Oral and maxillofacial surgeons extract teeth, biopsy lesions (abnormalities), correct anatomical defects, and place dental implants, to name a few procedures. For instance, rongeurs are used to contour the alveolar bone to eliminate sharp edges prior to the fabrication of a complete or partial denture. After an extraction, some patients experience alveolitis, also commonly known as a “dry socket.” This occurs due to the loss or lack of development of a healthy blood clot in the alveolar socket. A surgical dressing is placed in the alveolus until adequate healing has occurred.

Pediatric dentists treat children from newborn through adolescence. Older patients with special needs may continue to be treated by the pediatric dentist. Patients with physical or mental disorders can be treated in a hospital under the care of a pediatric dentist with hospital privileges. All others are seen in the pediatric dental office. Aside from the regular dental procedures, pediatric dentists also treat many emergencies seen in children. For instance, traumatic intrusion occurs when a tooth has been forced inward by a fall or sports injury. Avulsion occurs when the tooth is completely knocked out of the alveolar socket.
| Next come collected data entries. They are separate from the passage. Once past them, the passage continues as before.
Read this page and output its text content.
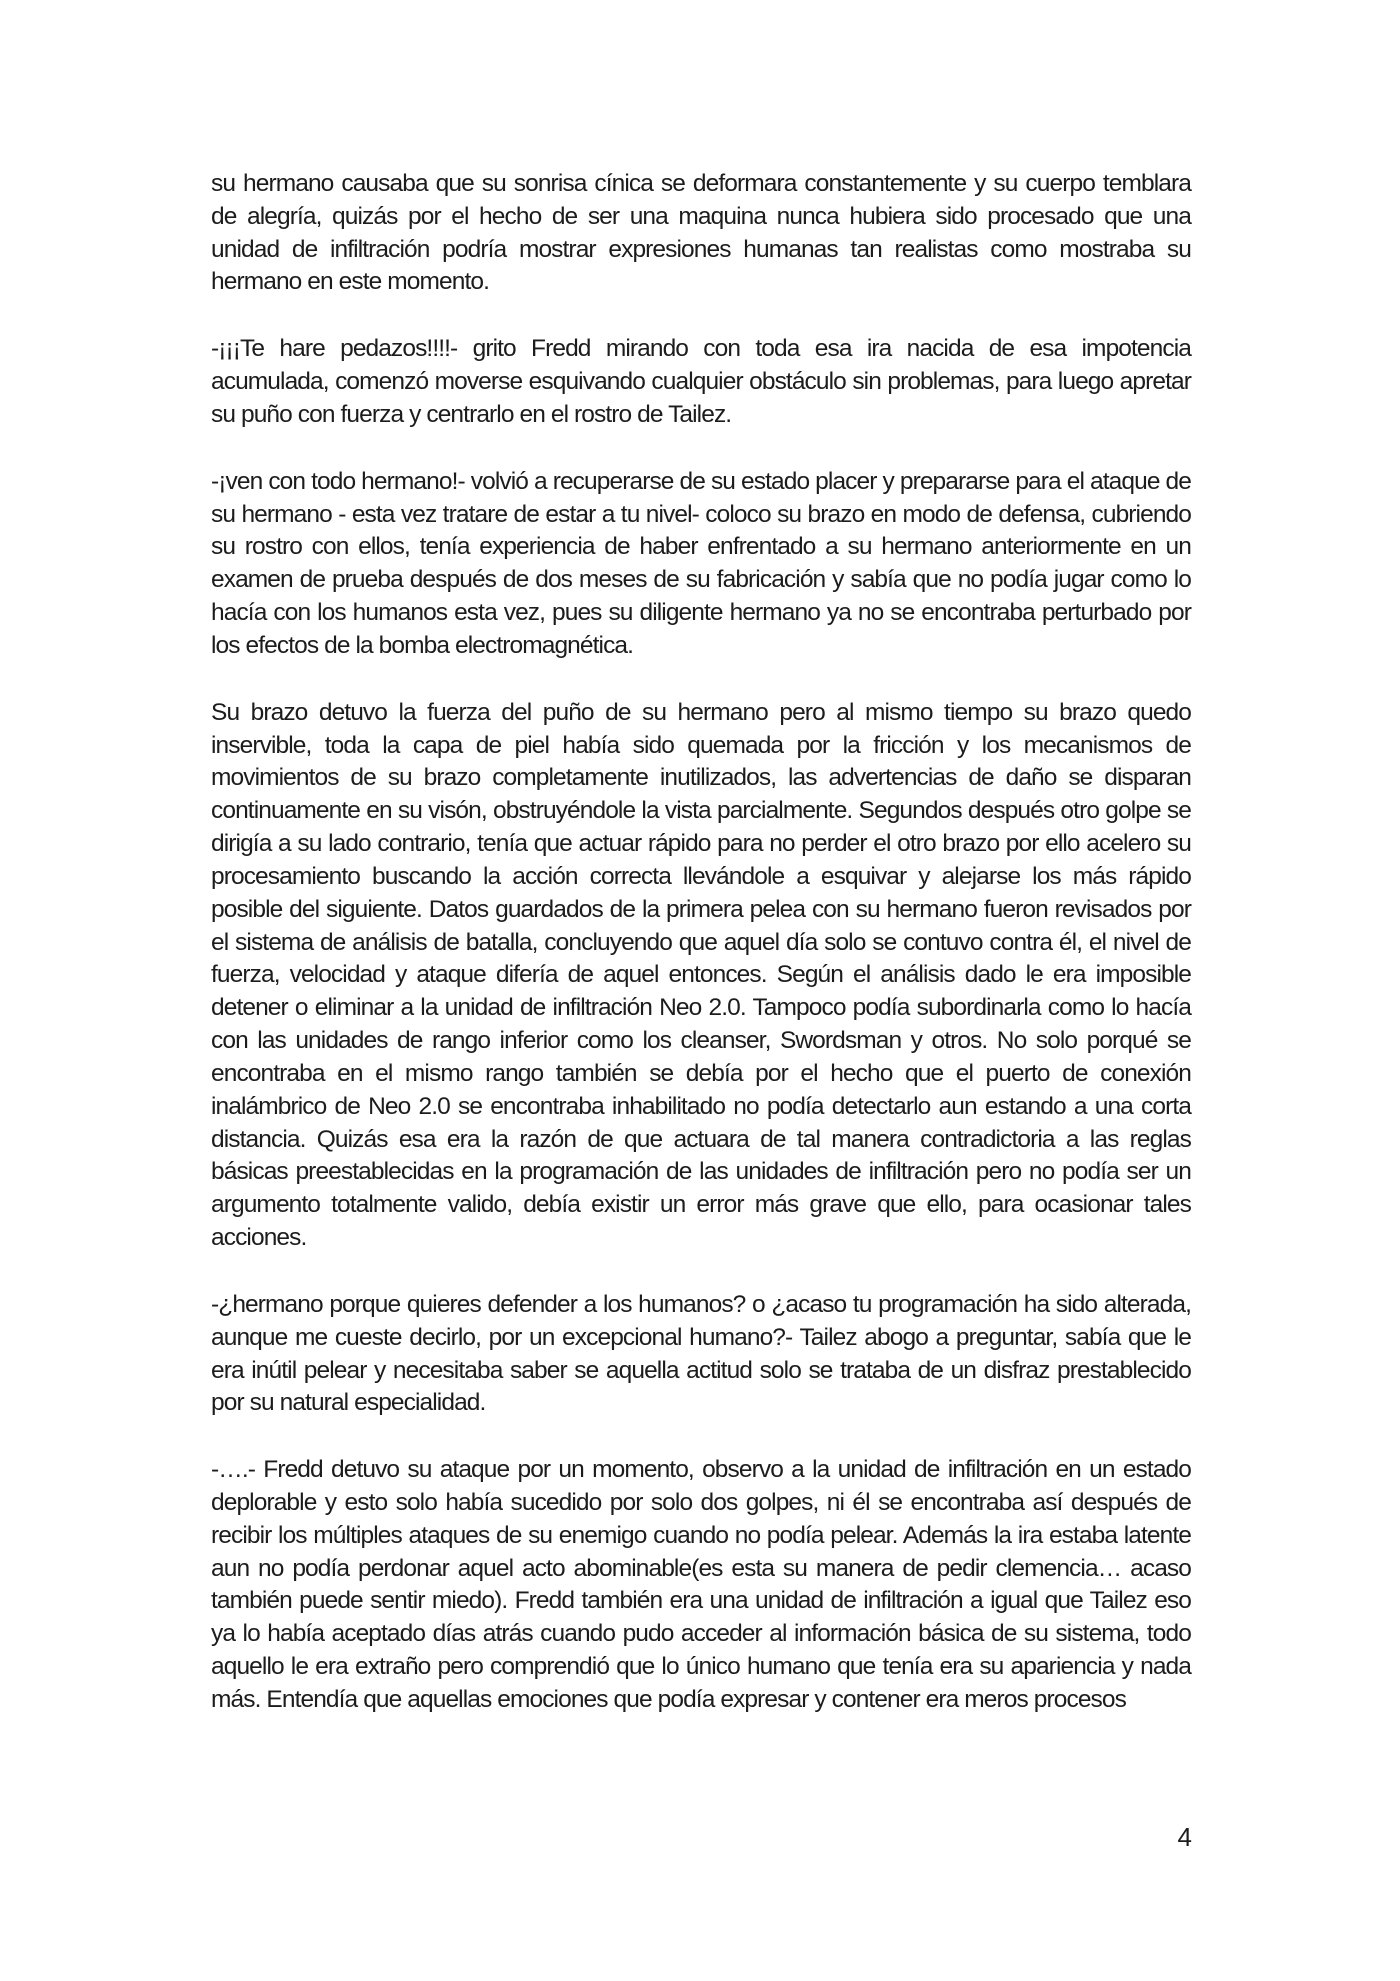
su hermano causaba que su sonrisa cínica se deformara constantemente y su cuerpo temblara de alegría, quizás por el hecho de ser una maquina nunca hubiera sido procesado que una unidad de infiltración podría mostrar expresiones humanas tan realistas como mostraba su hermano en este momento.

-¡¡¡Te hare pedazos!!!!- grito Fredd mirando con toda esa ira nacida de esa impotencia acumulada, comenzó moverse esquivando cualquier obstáculo sin problemas, para luego apretar su puño con fuerza y centrarlo en el rostro de Tailez.

-¡ven con todo hermano!- volvió a recuperarse de su estado placer y prepararse para el ataque de su hermano - esta vez tratare de estar a tu nivel- coloco su brazo en modo de defensa, cubriendo su rostro con ellos, tenía experiencia de haber enfrentado a su hermano anteriormente en un examen de prueba después de dos meses de su fabricación y sabía que no podía jugar como lo hacía con los humanos esta vez, pues su diligente hermano ya no se encontraba perturbado por los efectos de la bomba electromagnética.

Su brazo detuvo la fuerza del puño de su hermano pero al mismo tiempo su brazo quedo inservible, toda la capa de piel había sido quemada por la fricción y los mecanismos de movimientos de su brazo completamente inutilizados, las advertencias de daño se disparan continuamente en su visón, obstruyéndole la vista parcialmente. Segundos después otro golpe se dirigía a su lado contrario, tenía que actuar rápido para no perder el otro brazo por ello acelero su procesamiento buscando la acción correcta llevándole a esquivar y alejarse los más rápido posible del siguiente. Datos guardados de la primera pelea con su hermano fueron revisados por el sistema de análisis de batalla, concluyendo que aquel día solo se contuvo contra él, el nivel de fuerza, velocidad y ataque difería de aquel entonces. Según el análisis dado le era imposible detener o eliminar a la unidad de infiltración Neo 2.0. Tampoco podía subordinarla como lo hacía con las unidades de rango inferior como los cleanser, Swordsman y otros. No solo porqué se encontraba en el mismo rango también se debía por el hecho que el puerto de conexión inalámbrico de Neo 2.0 se encontraba inhabilitado no podía detectarlo aun estando a una corta distancia. Quizás esa era la razón de que actuara de tal manera contradictoria a las reglas básicas preestablecidas en la programación de las unidades de infiltración pero no podía ser un argumento totalmente valido, debía existir un error más grave que ello, para ocasionar tales acciones.

-¿hermano porque quieres defender a los humanos? o ¿acaso tu programación ha sido alterada, aunque me cueste decirlo, por un excepcional humano?- Tailez abogo a preguntar, sabía que le era inútil pelear y necesitaba saber se aquella actitud solo se trataba de un disfraz prestablecido por su natural especialidad.

-….- Fredd detuvo su ataque por un momento, observo a la unidad de infiltración en un estado deplorable y esto solo había sucedido por solo dos golpes, ni él se encontraba así después de recibir los múltiples ataques de su enemigo cuando no podía pelear. Además la ira estaba latente aun no podía perdonar aquel acto abominable(es esta su manera de pedir clemencia… acaso también puede sentir miedo). Fredd también era una unidad de infiltración a igual que Tailez eso ya lo había aceptado días atrás cuando pudo acceder al información básica de su sistema, todo aquello le era extraño pero comprendió que lo único humano que tenía era su apariencia y nada más. Entendía que aquellas emociones que podía expresar y contener era meros procesos

4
In the specialty of endodontics, the dentist treats diseases of the pulp and surrounding tissues. Pulpal irritation can be classified as reversible pulpitis or irreversible pulpitis. In reversible pulpitis, the dentist places a sedative medicament over the pulpal floor in order to give the pulp time to heal and calm down. If this works, further treatment is not necessary at this time. Irreversible pulpitis occurs when the pulp becomes infected or dies due to trauma or decay. Root canal therapy is then performed by the dentist unless the patient chooses an extraction.

During the course of a root canal, the dentist cleans out and enlarges the canal(s) of the tooth. This is done using small instruments such as broaches, reamers, and files. Once the chamber is uniform in size and enlarged enough to accept the final filling material, the doctor will irrigate the canal(s) with a mixture of sodium hypochlorite and water. This step will “sterilize” the canal by removing any tissue particles or debris from the small chamber of the canal. The canal is thoroughly dried with paper points prior to the placement of the gutta percha filling material. The gutta percha is cemented into the canal with a sealer cement.